Overall, though, there still was an undercurrent of melancholy, even before Ripken talked about missing Cal Sr. and his old teammates and the highlights of his career. The thoughts of a once-proud and beloved franchise run aground, starting when Ripken's days were coming to an end, were unavoidable.

As if to drive that feeling home, the 2,131st game was rebroadcast that night. Uh-oh, I got something in my eye again.

All of which, of course, ties that story to the other monumental sports story in town. The demise, the departure, the return and rebirth, but still the wound, reopened and rubbed raw again this week.

Give the Ravens' players credit, by the way. They don't have first-hand knowledge of the angst-fest of the last two decades here (Not that they're supposed to, all right? Cut them some slack already), but they have a firm grasp of their own place in this city's psyche - and of Ripken's. They might not have been very clear on Unitas, but they get Cal.

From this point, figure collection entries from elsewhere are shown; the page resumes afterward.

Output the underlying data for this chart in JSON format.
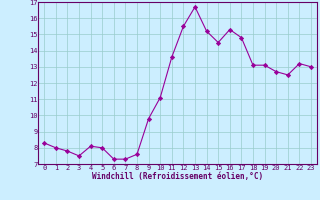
{
  "x": [
    0,
    1,
    2,
    3,
    4,
    5,
    6,
    7,
    8,
    9,
    10,
    11,
    12,
    13,
    14,
    15,
    16,
    17,
    18,
    19,
    20,
    21,
    22,
    23
  ],
  "y": [
    8.3,
    8.0,
    7.8,
    7.5,
    8.1,
    8.0,
    7.3,
    7.3,
    7.6,
    9.8,
    11.1,
    13.6,
    15.5,
    16.7,
    15.2,
    14.5,
    15.3,
    14.8,
    13.1,
    13.1,
    12.7,
    12.5,
    13.2,
    13.0
  ],
  "line_color": "#990099",
  "marker": "D",
  "marker_size": 2.2,
  "bg_color": "#cceeff",
  "grid_color": "#99cccc",
  "xlabel": "Windchill (Refroidissement éolien,°C)",
  "xlim": [
    -0.5,
    23.5
  ],
  "ylim": [
    7,
    17
  ],
  "yticks": [
    7,
    8,
    9,
    10,
    11,
    12,
    13,
    14,
    15,
    16,
    17
  ],
  "xticks": [
    0,
    1,
    2,
    3,
    4,
    5,
    6,
    7,
    8,
    9,
    10,
    11,
    12,
    13,
    14,
    15,
    16,
    17,
    18,
    19,
    20,
    21,
    22,
    23
  ],
  "axis_color": "#660066",
  "tick_color": "#660066",
  "label_color": "#660066",
  "spine_color": "#660066",
  "tick_fontsize": 5.0,
  "xlabel_fontsize": 5.5
}
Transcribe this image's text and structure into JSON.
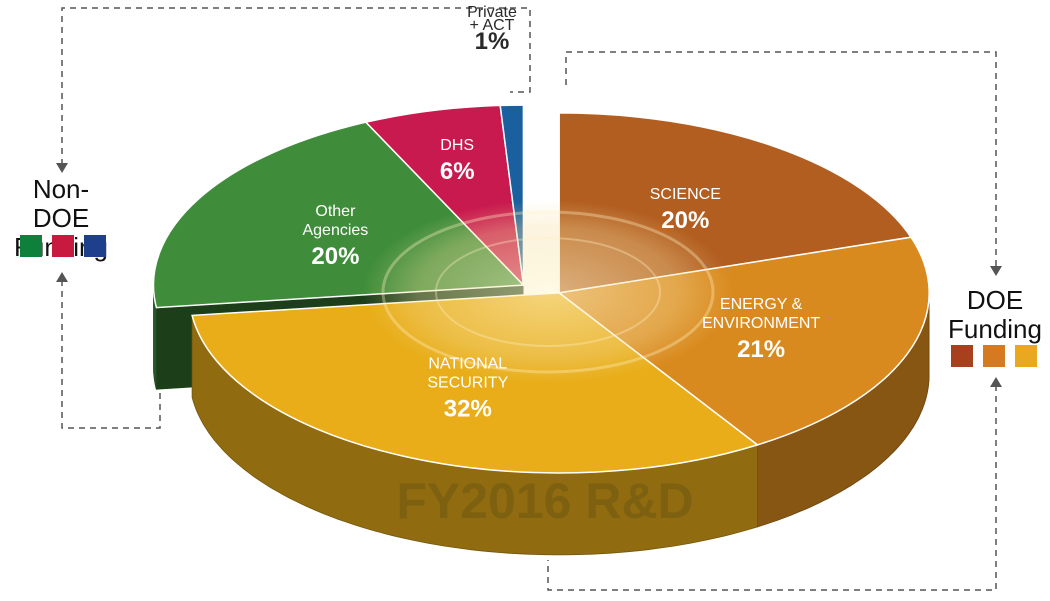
{
  "chart_data": {
    "type": "pie",
    "watermark": "FY2016 R&D",
    "slices": [
      {
        "name_lines": [
          "SCIENCE"
        ],
        "value": 20,
        "value_label": "20%",
        "color": "#b25e20",
        "group": "doe"
      },
      {
        "name_lines": [
          "ENERGY &",
          "ENVIRONMENT"
        ],
        "value": 21,
        "value_label": "21%",
        "color": "#d98a1f",
        "group": "doe"
      },
      {
        "name_lines": [
          "NATIONAL",
          "SECURITY"
        ],
        "value": 32,
        "value_label": "32%",
        "color": "#e8ad18",
        "group": "doe"
      },
      {
        "name_lines": [
          "Other",
          "Agencies"
        ],
        "value": 20,
        "value_label": "20%",
        "color": "#3f8d3a",
        "group": "non_doe"
      },
      {
        "name_lines": [
          "DHS"
        ],
        "value": 6,
        "value_label": "6%",
        "color": "#c81a4e",
        "group": "non_doe"
      },
      {
        "name_lines": [
          "Private",
          "+ ACT"
        ],
        "value": 1,
        "value_label": "1%",
        "color": "#1a5f9e",
        "group": "non_doe"
      }
    ],
    "legend": {
      "non_doe": {
        "title_lines": [
          "Non-DOE",
          "Funding"
        ],
        "colors": [
          "#0f7f3c",
          "#c81a3e",
          "#1e3f8c"
        ]
      },
      "doe": {
        "title_lines": [
          "DOE",
          "Funding"
        ],
        "colors": [
          "#a8401e",
          "#d67a22",
          "#e9a820"
        ]
      }
    }
  }
}
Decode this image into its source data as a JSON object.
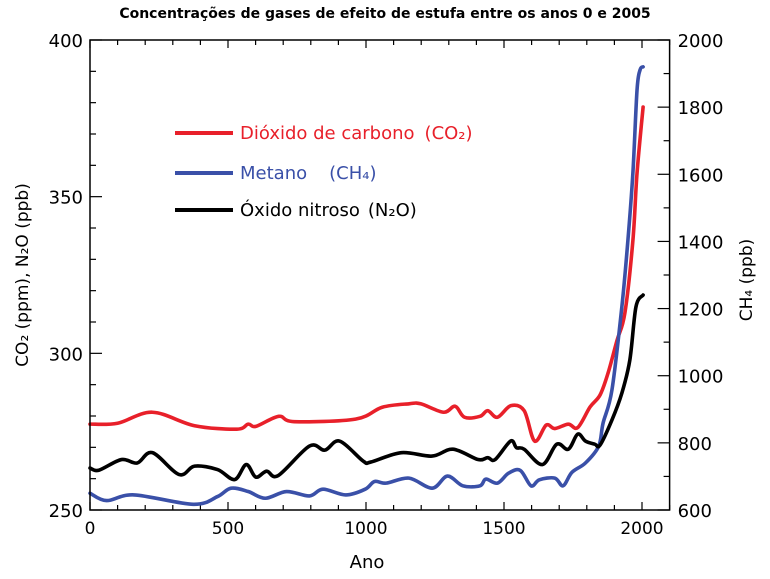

"What he did for baseball, putting baseball on his back when baseball wasn't popular, that's why he's the man," Bart Scott said. An impressive testimonial from him, considering that 1) he regularly wears baseball throwbacks, but insists he isn't a baseball fan, and 2) earlier on the same day, he essentially put a hit out on the Colts' Joseph Addai and aimed his bottle of hot sauce at Peyton Manning.

In all seriousness, though, Scott understands the Ripken aura. "He brought the fans back. He was huge for baseball. He gave fans a reason to respect the game," he said. "He's one of the greatest Baltimore heroes ever."

Added Gary Stills: "This is big, and Cal Ripken is big. One can't overshadow the other. You can be a fan of both and celebrate both. This is a big city, it can handle both."

He's right.

But admit it, Baltimore, it's a lot to handle. You're not sleeping, you're not dying, but this week, your entire sports life really is flashing before your eyes.